With respect to microRNA engineering of CHO cells for enhanced phenotypes, an important aspect is that many of the phenotypes discussed in the previous sections overlap (Fig. 2). Therefore, it is likely that a cell line with optimal properties needs to express a variety of microRNAs in a coordinated and balanced way. Apart from new engineering strategies, a better understanding of the microRNAs' roles in determining phenotypes could also lead to the development of novel screening tools that allow better prediction of cell behavior at industrial scale, by analyzing the precise expression pattern of those microRNAs that were previously identified to control these properties. With improvements in analysis methods, these could be assessed during an early stage in cell line development, from small scale cultures, as a novel screening tool for the identification of suitable clones and as tools for monitoring cell behavior and state in production processes. Emerging technologies, such as flow cytometry assisted RNA quantification (Chapin et al., 2011) that could be directly applied to a cell homogenate without prior RNA isolation, might become valuable tools for integration of biomarkers in the process of cell line development.
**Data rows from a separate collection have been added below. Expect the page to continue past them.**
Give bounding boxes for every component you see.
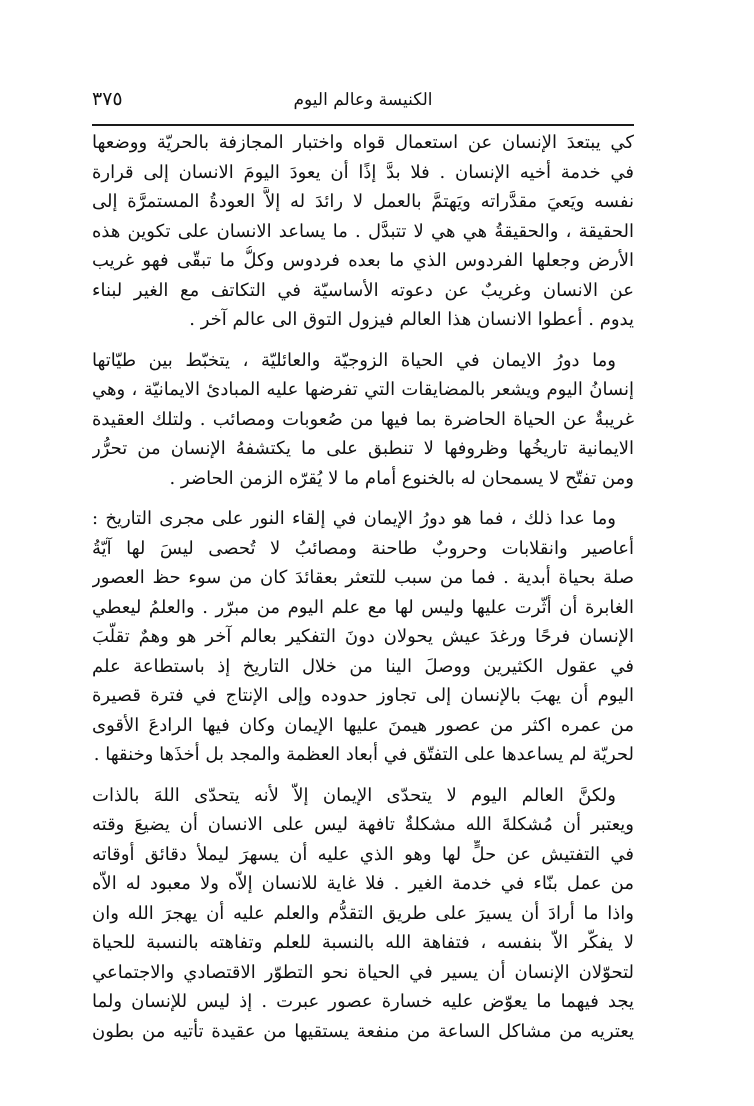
text-line: لتحوّلان الإنسان أن يسير في الحياة نحو التطوّر الاقتصادي والاجتماعي: [92, 961, 634, 983]
text-line: الإنسان فرحًا ورغدَ عيش يحولان دونَ التفكير بعالم آخر هو وهمٌ تقلّبَ: [92, 626, 634, 647]
page-number: ٣٧٥: [92, 88, 123, 110]
text-line: صلة بحياة أبدية . فما من سبب للتعثر بعقائدَ كان من سوء حظ العصور: [92, 567, 634, 588]
text-line: في التفتيش عن حلٍّ لها وهو الذي عليه أن يسهرَ ليملأ دقائق أوقاته: [92, 843, 634, 865]
text-line: إنسانُ اليوم ويشعر بالمضايقات التي تفرضها عليه المبادئ الايمانيّة ، وهي: [92, 379, 634, 400]
text-line: الايمانية تاريخُها وظروفها لا تنطبق على ما يكتشفهُ الإنسان من تحرُّر: [92, 438, 634, 459]
text-line: أعاصير وانقلابات وحروبٌ طاحنة ومصائبُ لا تُحصى ليسَ لها آيّةُ: [92, 537, 634, 559]
text-line: الأرض وجعلها الفردوس الذي ما بعده فردوس وكلُّ ما تبقّى فهو غريب: [92, 250, 634, 271]
text-line: الغابرة أن أثّرت عليها وليس لها مع علم اليوم من مبرّر . والعلمُ ليعطي: [92, 596, 634, 618]
text-line: ومن تفتّح لا يسمحان له بالخنوع أمام ما لا يُقرّه الزمن الحاضر .: [169, 467, 634, 489]
text-line: لا يفكّر الاّ بنفسه ، فتفاهة الله بالنسبة للعلم وتفاهته بالنسبة للحياة: [92, 932, 634, 953]
text-line: ولكنَّ العالم اليوم لا يتحدّى الإيمان إلاّ لأنه يتحدّى اللهَ بالذات: [92, 784, 616, 806]
text-line: لحريّة لم يساعدها على التفتّق في أبعاد العظمة والمجد بل أخذَها وخنقها .: [93, 744, 634, 765]
text-line: وما دورُ الايمان في الحياة الزوجيّة والعائليّة ، يتخبّط بين طيّاتها: [92, 349, 616, 371]
paragraph-1: [92, 128, 634, 335]
text-line: نفسه ويَعيَ مقدَّراته ويَهتمَّ بالعمل لا رائدَ له إلاَّ العودةُ المستمرَّة إلى: [92, 191, 634, 212]
text-line: غريبةٌ عن الحياة الحاضرة بما فيها من صُعوبات ومصائب . ولتلك العقيدة: [92, 408, 634, 430]
text-line: في خدمة أخيه الإنسان . فلا بدَّ إذًا أن يعودَ اليومَ الانسان إلى قرارة: [92, 161, 634, 183]
text-line: يدوم . أعطوا الانسان هذا العالم فيزول التوق الى عالم آخر .: [189, 309, 634, 330]
text-line: اليوم أن يهبَ بالإنسان إلى تجاوز حدوده وإلى الإنتاج في فترة قصيرة: [92, 685, 634, 706]
text-line: ويعتبر أن مُشكلةَ الله مشكلةٌ تافهة ليس على الانسان أن يضيعَ وقته: [92, 814, 634, 835]
text-line: يجد فيهما ما يعوّض عليه خسارة عصور عبرت . إذ ليس للإنسان ولما: [92, 991, 634, 1012]
page-header: [92, 84, 634, 120]
text-line: عن الانسان وغريبٌ عن دعوته الأساسيّة في التكاتف مع الغير لبناء: [92, 279, 634, 301]
page-body: [92, 128, 634, 1057]
text-line: من عمل بنّاء في خدمة الغير . فلا غاية للانسان إلاّه ولا معبود له الاّه: [92, 873, 634, 894]
running-title: الكنيسة وعالم اليوم: [293, 90, 433, 110]
text-line: الحقيقة ، والحقيقةُ هي هي لا تتبدَّل . ما يساعد الانسان على تكوين هذه: [92, 220, 634, 242]
paragraph-3: [92, 504, 634, 770]
text-line: في عقول الكثيرين ووصلَ الينا من خلال التاريخ إذ باستطاعة علم: [92, 655, 634, 677]
text-line: كي يبتعدَ الإنسان عن استعمال قواه واختبار المجازفة بالحريّة ووضعها: [92, 132, 634, 153]
text-line: وما عدا ذلك ، فما هو دورُ الإيمان في إلقاء النور على مجرى التاريخ :: [92, 508, 616, 529]
paragraph-4: [92, 781, 634, 1047]
paragraph-2: [92, 346, 634, 494]
text-line: من عمره اكثر من عصور هيمنَ عليها الإيمان وكان فيها الرادعَ الأقوى: [92, 714, 634, 736]
text-line: واذا ما أرادَ أن يسيرَ على طريق التقدُّم والعلم عليه أن يهجرَ الله وان: [92, 902, 634, 924]
header-rule: [92, 124, 634, 126]
text-line: يعتريه من مشاكل الساعة من منفعة يستقيها من عقيدة تأتيه من بطون: [92, 1020, 634, 1042]
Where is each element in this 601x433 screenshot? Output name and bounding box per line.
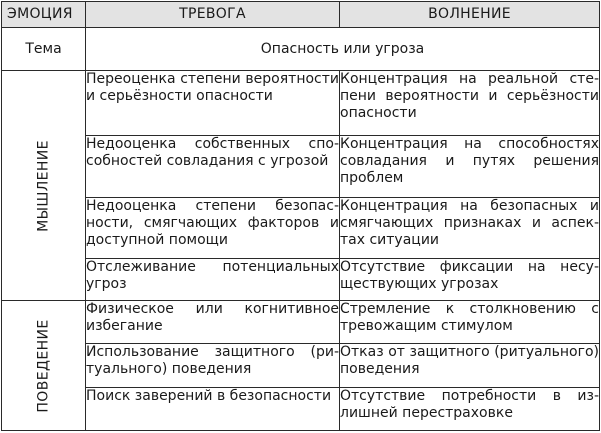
anxiety-cell: Недооценка степени безопасности, смягчающих факторов и доступной помощи [86,197,340,259]
topic-value: Опасность или угроза [86,28,600,71]
table-row [2,197,600,259]
table-row [2,71,600,136]
worry-cell: Концентрация на реальной степени вероятности и серьёзности опасности [340,71,600,136]
header-row [2,2,600,28]
worry-cell: Стремление к столкновению с тревожащим стимулом [340,301,600,344]
worry-cell: Концентрация на безопасных и смягчающих признаках и аспектах ситуации [340,197,600,259]
anxiety-cell: Переоценка степени вероятности и серьёзности опасности [86,71,340,136]
topic-row [2,28,600,71]
section-thinking-label: МЫШЛЕНИЕ [35,139,51,232]
table-row [2,388,600,431]
worry-cell: Отказ от защитного (ритуального) поведения [340,344,600,388]
section-behavior [2,301,86,431]
anxiety-cell: Использование защитного (ритуального) поведения [86,344,340,388]
table-row [2,301,600,344]
table-row [2,259,600,301]
worry-cell: Отсутствие потребности в излишней перестраховке [340,388,600,431]
table-row [2,344,600,388]
topic-label: Тема [2,28,86,71]
anxiety-cell: Недооценка собственных способностей совладания с угрозой [86,135,340,197]
comparison-table [1,1,600,431]
header-emotion: ЭМОЦИЯ [2,2,86,28]
worry-cell: Отсутствие фиксации на несуществующих угрозах [340,259,600,301]
header-anxiety: ТРЕВОГА [86,2,340,28]
section-thinking [2,71,86,301]
table-row [2,135,600,197]
worry-cell: Концентрация на способностях совладания и путях решения проблем [340,135,600,197]
header-worry: ВОЛНЕНИЕ [340,2,600,28]
anxiety-cell: Поиск заверений в безопасности [86,388,340,431]
anxiety-cell: Физическое или когнитивное избегание [86,301,340,344]
anxiety-cell: Отслеживание потенциальных угроз [86,259,340,301]
section-behavior-label: ПОВЕДЕНИЕ [35,318,51,413]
Finally, even with the research on microRNAs and their application for CHO cell engineering in full swing, we would like to point out that microRNAs are by no means the only interesting non-coding RNAs that could be used for cell line optimization, specifically in the field of genomic and phenotypic stability. A recent manuscript identifies piRNAs expressed in CHO cells (Fig. 1) (Gerstl et al., 2013), another group of small non-coding RNAs that have been linked to epigenetic and post-transcriptional gene silencing, specifically of retrotransposons, by their interaction with PIWI proteins (Sienski et al., 2012). In addition, long non-coding RNAs are considered to be involved in the regulation of gene transcription, both by controlling the basal transcriptional machinery and by gene-specific regulation via recruitment of epigenetic modifying factors to genomic loci, and modulation of mRNA splicing, as well as translation (Huang et al., 2012b). Both of these classes of RNA promise to enable exciting new approaches to cell line optimization for industrial purposes in the near future.